The trends that brought about the expanded federal disaster role in the 1960s and 1970s have only been exacerbated in the intervening years. Development in risky areas, such as the Florida coastlines, has continued more or less unabated. Katrina, as is now clear, heralded the beginning of two decades of increasingly catastrophic natural disasters.

All of this has put increasing pressure on a federal disaster system that is chronically understaffed and relies on year-to-year funding from Congress that has become partisan on these issues in a way that was simply not the case in the 1970s.

Undoubtedly, there are ways to make FEMA more efficient. Indeed, the bipartisan proposal introduced recently to again make FEMA an independent agency merits consideration.

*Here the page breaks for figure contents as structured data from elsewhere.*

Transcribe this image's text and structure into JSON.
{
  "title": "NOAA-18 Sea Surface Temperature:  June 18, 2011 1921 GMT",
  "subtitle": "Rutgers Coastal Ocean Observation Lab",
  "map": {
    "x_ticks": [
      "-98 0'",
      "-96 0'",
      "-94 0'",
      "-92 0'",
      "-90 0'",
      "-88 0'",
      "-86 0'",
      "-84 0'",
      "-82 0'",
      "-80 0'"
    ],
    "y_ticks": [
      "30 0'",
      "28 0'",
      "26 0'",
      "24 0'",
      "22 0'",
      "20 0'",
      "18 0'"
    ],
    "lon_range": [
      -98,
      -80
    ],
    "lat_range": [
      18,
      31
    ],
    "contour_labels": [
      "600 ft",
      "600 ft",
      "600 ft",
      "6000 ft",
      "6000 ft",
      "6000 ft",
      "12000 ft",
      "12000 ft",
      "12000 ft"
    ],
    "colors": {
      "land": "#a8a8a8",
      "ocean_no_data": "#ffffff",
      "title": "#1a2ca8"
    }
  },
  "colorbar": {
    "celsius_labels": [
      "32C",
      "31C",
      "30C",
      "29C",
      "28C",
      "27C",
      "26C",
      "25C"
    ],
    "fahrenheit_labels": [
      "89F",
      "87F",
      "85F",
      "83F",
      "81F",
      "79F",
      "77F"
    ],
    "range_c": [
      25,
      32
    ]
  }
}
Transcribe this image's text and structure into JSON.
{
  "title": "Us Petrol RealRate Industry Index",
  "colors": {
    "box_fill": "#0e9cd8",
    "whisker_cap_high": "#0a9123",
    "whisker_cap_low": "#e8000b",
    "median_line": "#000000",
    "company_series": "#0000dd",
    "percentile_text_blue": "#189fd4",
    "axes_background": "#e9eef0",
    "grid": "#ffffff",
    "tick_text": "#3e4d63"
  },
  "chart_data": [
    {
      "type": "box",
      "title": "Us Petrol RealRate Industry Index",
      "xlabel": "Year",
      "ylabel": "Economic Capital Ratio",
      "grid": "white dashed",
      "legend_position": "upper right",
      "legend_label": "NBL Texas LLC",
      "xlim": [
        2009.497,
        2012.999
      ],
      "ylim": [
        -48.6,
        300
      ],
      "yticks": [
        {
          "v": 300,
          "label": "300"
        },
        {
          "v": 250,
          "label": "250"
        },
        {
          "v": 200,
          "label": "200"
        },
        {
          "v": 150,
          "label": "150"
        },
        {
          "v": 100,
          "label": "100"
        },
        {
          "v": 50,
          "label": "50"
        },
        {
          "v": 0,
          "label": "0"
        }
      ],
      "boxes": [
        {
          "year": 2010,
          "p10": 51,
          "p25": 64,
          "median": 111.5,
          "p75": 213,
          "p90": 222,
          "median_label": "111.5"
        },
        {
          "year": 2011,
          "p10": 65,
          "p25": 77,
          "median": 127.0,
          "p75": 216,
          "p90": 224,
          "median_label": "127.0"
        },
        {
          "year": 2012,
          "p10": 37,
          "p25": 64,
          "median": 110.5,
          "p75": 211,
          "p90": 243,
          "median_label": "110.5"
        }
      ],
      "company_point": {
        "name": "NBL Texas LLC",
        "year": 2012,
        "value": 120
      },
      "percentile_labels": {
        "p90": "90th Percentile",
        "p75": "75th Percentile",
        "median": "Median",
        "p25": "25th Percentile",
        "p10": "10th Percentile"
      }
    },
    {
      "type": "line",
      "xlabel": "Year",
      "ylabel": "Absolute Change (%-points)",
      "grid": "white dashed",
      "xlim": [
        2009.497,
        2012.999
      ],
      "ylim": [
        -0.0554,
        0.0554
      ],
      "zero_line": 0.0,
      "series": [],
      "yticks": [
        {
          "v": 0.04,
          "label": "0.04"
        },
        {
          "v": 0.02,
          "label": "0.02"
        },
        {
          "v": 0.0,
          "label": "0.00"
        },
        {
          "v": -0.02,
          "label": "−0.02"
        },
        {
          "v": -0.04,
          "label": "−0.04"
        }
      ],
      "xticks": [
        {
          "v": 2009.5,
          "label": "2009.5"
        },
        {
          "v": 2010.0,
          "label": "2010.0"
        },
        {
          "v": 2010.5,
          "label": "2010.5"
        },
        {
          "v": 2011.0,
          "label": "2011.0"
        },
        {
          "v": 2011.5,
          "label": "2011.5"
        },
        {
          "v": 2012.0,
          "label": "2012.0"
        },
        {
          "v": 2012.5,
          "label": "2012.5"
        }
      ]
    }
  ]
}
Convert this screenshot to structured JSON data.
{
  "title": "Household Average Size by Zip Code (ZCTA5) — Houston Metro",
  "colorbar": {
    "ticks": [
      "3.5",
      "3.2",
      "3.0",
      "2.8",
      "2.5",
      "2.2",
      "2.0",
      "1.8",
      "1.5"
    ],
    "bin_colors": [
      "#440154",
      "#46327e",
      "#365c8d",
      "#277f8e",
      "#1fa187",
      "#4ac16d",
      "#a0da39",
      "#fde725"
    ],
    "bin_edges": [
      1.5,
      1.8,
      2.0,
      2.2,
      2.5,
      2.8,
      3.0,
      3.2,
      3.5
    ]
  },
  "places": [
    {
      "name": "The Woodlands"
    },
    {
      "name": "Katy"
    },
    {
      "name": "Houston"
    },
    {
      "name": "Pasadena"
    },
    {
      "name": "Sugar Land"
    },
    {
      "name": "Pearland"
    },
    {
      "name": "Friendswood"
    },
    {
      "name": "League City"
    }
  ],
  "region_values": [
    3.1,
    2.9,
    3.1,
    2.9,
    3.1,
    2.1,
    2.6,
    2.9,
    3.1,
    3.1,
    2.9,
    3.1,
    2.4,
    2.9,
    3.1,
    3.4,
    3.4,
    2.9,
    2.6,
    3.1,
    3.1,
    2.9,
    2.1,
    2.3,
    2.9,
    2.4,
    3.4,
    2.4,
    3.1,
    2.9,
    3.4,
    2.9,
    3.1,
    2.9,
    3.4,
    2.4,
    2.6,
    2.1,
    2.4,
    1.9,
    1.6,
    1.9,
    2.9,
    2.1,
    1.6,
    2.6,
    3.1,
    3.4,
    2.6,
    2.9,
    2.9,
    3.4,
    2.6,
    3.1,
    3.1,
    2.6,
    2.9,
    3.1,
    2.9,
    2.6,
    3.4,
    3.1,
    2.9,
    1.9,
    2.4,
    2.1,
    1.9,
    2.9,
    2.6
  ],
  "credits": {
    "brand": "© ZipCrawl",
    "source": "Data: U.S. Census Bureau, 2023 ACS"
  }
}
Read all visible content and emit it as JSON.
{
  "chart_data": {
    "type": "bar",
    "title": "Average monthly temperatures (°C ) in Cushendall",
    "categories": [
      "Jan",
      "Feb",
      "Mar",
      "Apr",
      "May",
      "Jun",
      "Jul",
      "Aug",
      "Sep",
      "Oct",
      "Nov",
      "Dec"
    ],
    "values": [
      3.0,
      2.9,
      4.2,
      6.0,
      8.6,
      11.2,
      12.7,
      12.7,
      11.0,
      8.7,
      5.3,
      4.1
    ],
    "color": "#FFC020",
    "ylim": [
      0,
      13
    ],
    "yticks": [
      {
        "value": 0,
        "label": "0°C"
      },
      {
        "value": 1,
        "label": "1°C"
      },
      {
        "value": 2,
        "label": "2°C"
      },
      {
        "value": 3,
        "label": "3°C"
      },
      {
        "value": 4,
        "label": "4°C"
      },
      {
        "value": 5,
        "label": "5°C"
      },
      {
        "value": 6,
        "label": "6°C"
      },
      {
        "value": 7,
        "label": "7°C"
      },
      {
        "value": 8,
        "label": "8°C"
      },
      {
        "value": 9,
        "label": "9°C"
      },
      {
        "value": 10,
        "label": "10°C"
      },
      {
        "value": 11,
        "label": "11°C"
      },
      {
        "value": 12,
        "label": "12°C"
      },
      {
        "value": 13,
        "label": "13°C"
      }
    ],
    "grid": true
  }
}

But the fact that the conversation has moved from “FEMA has problems” to “eviscerate the federal role in disaster relief” belies the reality that many states — which would be forced to underwrite a much larger share of the bill — are woefully under equipped to deal with the logistics and costs of responding to more frequent large-scale disasters.

It’s difficult to imagine, for instance, Mississippi rebuilding its coastline after it was once again destroyed by Katrina in 2005 without the massive infusion of federal resources that Congress and the Bush and Obama administrations provided for years after the disaster.

Most states aren’t eager to go back to pre-1960s arrangements, and neither, it seems, are Senate Republicans from disaster-prone states. Sen. Thom Tillis (R-N.C.) said there’s “no way Republicans and Democrats are supporting” eliminating FEMA. Sen. John Kennedy (R-La.) said that the federal government is still going to be “distributing disaster money. I mean, just as a practical matter, it has to be done.”

The congressional architects of modern disaster policy were proud of what they had achieved for their constituents. It is incumbent for their successors to remind the administration why we have a FEMA in the first place.

Andrew Morris is a professor of history at Union College in Schenectady, N.Y., and author of “When Natural Disasters Became National Disasters: Hurricane Camille and the New Politics of Disaster Relief” (University of Pennsylvania Press, forthcoming 2026).